Le meilleur chemin est sans aucun doute - pour moi - celui qui permet de faire évoluer nos points de vue. Mais c’est le plus difficile.

Revenons au clonage. Nul doute que des marchés financiers seront derrière les premiers clones. Qui achètera les clones ? Ceux qui préfèrent modifier les aléas de la Vie (le hasard, la mort) plutôt que de se changer eux-mêmes. Ex : cloner l’enfant mort en bas-âge, cloner son toutou, cloner son foi pour se le réimplanter sans vouloir pour autant arrêter de boire.

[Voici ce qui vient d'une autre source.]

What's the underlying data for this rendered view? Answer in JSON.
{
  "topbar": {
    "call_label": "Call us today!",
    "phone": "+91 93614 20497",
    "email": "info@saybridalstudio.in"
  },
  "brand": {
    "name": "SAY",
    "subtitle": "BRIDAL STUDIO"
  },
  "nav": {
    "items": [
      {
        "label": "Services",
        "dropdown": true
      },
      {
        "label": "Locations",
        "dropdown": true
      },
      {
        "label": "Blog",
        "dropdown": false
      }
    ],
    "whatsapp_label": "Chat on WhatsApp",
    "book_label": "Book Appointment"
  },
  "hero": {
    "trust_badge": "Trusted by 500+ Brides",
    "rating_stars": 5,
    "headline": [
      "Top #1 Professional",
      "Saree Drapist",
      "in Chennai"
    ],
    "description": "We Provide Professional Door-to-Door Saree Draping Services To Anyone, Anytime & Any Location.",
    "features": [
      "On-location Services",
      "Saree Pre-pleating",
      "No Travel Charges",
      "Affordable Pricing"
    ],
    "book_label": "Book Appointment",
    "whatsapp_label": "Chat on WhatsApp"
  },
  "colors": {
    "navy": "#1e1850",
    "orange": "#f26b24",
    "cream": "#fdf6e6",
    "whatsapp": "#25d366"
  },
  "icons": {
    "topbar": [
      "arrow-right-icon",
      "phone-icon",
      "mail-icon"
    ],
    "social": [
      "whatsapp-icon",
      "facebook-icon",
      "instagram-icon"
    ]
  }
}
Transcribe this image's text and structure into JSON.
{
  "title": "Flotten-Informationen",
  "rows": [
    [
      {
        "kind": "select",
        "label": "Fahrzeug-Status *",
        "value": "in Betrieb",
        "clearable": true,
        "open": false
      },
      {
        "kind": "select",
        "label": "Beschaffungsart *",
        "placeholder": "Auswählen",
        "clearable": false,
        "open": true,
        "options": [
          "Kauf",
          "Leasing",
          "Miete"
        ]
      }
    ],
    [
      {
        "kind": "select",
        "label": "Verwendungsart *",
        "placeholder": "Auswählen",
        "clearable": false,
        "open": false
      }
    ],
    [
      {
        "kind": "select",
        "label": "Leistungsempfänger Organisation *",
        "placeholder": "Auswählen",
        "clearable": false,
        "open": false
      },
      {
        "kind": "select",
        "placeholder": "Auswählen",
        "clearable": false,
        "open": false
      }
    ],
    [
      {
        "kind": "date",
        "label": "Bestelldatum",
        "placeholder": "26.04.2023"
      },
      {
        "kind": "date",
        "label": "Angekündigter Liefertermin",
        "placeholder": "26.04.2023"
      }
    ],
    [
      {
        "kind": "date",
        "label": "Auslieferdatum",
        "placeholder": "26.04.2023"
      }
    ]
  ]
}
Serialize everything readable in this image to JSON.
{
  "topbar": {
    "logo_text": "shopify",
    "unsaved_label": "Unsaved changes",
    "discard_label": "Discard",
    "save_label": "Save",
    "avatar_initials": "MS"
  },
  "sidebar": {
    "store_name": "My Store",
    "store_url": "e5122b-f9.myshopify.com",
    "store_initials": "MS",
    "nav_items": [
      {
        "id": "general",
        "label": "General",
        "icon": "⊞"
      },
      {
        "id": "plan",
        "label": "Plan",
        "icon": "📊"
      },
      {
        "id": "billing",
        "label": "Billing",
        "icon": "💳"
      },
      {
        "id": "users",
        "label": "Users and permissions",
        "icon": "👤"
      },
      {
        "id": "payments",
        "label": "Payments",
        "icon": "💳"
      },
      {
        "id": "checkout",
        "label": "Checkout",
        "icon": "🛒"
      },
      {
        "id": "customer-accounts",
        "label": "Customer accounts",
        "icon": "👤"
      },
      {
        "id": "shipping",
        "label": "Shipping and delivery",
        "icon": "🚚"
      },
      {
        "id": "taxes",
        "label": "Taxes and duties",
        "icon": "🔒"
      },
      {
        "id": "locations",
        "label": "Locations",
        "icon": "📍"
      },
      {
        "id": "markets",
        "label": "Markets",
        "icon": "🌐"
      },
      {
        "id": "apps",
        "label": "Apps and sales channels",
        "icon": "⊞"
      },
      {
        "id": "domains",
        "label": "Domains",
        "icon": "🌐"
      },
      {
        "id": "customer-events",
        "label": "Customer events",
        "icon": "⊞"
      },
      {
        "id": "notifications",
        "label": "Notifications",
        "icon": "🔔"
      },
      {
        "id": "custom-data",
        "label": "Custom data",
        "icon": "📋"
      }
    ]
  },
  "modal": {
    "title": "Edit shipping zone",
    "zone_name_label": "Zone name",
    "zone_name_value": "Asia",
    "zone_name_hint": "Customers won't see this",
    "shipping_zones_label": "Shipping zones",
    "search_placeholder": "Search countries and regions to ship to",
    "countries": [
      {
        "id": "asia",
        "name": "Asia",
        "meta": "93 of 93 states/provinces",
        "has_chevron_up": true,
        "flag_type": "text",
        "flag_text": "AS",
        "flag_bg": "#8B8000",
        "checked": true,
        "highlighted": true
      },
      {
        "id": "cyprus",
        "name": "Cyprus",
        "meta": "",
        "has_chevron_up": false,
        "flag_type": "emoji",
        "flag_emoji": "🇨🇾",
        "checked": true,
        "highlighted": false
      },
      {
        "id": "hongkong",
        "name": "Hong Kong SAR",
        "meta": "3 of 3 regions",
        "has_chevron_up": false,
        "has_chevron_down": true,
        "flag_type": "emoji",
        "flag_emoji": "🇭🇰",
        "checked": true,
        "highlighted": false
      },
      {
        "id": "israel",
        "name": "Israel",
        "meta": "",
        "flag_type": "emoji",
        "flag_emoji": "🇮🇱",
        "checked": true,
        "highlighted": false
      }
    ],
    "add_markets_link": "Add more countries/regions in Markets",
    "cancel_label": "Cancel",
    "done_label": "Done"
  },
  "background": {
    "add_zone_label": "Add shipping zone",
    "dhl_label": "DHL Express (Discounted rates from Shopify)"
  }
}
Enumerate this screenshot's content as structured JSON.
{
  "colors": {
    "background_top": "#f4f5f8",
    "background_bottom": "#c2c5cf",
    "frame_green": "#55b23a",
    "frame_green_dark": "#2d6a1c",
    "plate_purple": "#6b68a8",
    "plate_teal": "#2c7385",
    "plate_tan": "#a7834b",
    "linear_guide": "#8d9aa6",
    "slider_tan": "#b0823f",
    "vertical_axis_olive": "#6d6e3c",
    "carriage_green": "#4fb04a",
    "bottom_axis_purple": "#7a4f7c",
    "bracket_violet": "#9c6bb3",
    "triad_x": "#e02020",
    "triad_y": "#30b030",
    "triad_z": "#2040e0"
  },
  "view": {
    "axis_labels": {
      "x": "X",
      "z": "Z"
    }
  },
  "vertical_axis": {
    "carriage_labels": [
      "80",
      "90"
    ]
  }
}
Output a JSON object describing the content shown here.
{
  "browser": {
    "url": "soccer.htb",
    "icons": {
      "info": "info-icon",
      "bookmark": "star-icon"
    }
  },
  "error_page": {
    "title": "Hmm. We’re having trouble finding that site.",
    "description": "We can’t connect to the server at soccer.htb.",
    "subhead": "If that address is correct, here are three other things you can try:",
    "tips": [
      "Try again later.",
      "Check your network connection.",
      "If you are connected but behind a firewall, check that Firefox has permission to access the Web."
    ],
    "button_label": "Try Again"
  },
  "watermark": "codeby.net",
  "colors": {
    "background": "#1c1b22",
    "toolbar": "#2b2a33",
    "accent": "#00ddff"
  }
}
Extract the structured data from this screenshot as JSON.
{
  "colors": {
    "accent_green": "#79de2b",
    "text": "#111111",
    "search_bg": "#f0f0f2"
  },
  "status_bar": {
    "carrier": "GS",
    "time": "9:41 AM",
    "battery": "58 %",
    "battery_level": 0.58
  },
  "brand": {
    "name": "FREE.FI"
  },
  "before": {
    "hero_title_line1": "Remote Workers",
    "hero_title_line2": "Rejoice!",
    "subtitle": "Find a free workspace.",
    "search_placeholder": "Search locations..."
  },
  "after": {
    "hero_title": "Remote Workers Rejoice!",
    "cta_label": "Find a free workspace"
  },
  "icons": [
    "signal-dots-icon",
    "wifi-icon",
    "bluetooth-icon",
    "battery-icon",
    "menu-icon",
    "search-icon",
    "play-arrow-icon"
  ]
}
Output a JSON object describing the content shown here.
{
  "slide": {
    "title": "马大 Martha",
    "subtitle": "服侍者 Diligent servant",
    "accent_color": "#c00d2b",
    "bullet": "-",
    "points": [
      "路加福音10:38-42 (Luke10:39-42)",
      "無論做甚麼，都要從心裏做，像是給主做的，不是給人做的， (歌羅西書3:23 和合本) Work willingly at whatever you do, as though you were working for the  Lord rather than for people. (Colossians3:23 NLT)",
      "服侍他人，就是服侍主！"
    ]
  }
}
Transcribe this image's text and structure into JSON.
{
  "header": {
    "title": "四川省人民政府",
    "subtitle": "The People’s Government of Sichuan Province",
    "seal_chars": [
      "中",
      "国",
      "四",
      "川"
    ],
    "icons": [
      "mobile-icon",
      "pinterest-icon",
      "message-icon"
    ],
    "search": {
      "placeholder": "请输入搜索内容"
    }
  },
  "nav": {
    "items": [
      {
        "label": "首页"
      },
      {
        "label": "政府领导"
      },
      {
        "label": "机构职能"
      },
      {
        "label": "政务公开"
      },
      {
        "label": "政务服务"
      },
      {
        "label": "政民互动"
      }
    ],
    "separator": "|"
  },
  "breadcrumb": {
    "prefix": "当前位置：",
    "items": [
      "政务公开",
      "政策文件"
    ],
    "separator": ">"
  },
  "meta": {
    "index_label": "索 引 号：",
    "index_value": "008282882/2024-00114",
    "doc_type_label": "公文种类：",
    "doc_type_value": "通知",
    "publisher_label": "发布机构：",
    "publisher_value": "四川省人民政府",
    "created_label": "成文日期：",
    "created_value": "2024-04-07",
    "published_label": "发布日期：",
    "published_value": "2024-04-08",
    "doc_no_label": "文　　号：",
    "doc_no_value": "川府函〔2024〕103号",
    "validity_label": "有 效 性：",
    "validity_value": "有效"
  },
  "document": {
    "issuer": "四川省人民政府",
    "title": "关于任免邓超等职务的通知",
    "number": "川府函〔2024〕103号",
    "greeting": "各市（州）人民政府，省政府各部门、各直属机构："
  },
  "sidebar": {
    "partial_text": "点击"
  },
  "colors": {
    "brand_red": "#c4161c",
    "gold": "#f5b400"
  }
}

Les débats autours des biotechnologies existent, heureusement. Ils sont la manifestation même de l’humanité de l’Homme, l’Homme qui réfléchit sur le sens de ses actions. Ne blâmons pas trop les scientifiques qui ne rêvent que des publications dans Nature, ils font ce qu’ils font parce qu’on leur donne de l’argent pour le faire. Et dans ce temps de chômage, cela se refuse difficilement.